У меня, кстати, был такой случай. В «Ричарде III» был просто изумительный хор, на три голоса, которые звенели, как колокольчики. Там был потрясающий тенорист, с удивительно гармоничным голосом, и многие пели замечательно, все в свое время. И вдруг в какой-то момент мне показалось, что солист органично не вписывается в хор. И я прямо на репетициях, не выходя из образа Ричарда, дал ему такую отповедь. Как только я выходил на сцену, хор умолкал. Я не оставлял им ни одной возможности. Я ставил ему на лоб зеркало и говорил: «Смотрите, не ври нам! Не ври!» Но я играл отлично, они больше не могли притворяться, и хором мне стало казаться, что они тоже провалились.
Ведь у мастеров бывают разные оценки. Давать оценку – это ведь тоже искусство.

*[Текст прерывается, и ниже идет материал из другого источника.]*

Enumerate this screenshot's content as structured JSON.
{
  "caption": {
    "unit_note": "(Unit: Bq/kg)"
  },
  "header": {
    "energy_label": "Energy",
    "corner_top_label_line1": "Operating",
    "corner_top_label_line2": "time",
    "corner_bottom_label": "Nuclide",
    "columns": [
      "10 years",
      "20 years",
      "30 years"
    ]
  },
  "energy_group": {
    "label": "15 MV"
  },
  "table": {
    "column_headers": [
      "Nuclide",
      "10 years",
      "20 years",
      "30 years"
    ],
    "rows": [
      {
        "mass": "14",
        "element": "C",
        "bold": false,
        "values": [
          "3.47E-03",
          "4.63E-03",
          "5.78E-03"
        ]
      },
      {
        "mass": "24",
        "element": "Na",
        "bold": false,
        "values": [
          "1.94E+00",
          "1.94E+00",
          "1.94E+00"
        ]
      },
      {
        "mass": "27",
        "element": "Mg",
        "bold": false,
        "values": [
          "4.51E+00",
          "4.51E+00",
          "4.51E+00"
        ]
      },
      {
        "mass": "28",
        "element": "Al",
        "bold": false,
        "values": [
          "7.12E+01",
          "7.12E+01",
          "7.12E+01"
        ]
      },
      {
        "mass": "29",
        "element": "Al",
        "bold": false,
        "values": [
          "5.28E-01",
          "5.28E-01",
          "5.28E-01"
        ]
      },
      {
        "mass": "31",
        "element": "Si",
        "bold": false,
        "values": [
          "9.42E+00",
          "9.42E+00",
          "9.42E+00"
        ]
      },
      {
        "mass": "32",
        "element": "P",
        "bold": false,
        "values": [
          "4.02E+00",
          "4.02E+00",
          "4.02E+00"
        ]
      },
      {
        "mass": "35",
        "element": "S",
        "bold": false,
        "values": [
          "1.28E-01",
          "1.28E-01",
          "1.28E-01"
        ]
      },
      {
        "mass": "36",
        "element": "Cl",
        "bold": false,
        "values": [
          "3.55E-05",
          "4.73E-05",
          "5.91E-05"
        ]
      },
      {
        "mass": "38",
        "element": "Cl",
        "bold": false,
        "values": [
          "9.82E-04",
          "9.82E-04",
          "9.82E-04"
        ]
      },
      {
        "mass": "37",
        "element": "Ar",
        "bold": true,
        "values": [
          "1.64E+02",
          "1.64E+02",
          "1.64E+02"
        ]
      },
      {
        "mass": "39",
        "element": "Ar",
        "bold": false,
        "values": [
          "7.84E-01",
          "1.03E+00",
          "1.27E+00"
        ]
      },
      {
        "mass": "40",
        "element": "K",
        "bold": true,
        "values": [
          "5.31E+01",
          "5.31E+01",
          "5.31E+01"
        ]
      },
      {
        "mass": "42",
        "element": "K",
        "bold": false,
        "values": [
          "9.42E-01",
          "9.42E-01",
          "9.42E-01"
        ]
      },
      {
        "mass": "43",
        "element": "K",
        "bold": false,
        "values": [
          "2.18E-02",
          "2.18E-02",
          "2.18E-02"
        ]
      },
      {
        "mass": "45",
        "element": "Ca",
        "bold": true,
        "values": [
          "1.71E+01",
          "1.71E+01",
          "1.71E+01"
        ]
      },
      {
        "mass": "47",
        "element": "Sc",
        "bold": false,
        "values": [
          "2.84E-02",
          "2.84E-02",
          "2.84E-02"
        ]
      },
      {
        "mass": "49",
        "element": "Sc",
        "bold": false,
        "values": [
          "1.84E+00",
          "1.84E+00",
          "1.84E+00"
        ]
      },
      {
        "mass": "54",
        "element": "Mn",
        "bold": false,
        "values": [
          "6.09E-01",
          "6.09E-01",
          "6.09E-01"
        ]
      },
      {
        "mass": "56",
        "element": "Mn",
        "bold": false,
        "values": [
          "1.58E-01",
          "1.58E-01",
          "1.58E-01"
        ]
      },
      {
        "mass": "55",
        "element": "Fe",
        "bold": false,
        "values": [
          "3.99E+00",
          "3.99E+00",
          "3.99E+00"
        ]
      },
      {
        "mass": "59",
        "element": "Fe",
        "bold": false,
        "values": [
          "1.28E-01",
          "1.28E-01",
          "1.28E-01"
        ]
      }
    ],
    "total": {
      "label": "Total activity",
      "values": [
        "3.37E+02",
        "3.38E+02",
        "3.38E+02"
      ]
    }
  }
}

Я считаю, что в театре и кино очень трудно быть объективным.
Вы знаете, есть один-единственный момент – это когда играешь живого актера, когда он кричит, хохочет… тогда ты действительно на глазах у зрителей становишься его помощником.
Ты гораздо ближе к нему, чем когда он на сцене. Это страшная радость. Я это могу объяснить, потому что сам был таким.
Я знаю, вы любите Шекспира. – Во всяком случае, он меня интересует в большей степени, чем вы.
А, я же еще тогда вам не сказала. С тех пор, как я ушел из театра, я не играю ни в одном спектакле. Когда я был в театре, я просил, чтобы меня назначили в какойнибудь спектакль, потому мне кажется, что без меня театр будет не такой, каким он был раньше. А для чего, чтобы все заново? Вообще, я никогда не думал, что это так важно.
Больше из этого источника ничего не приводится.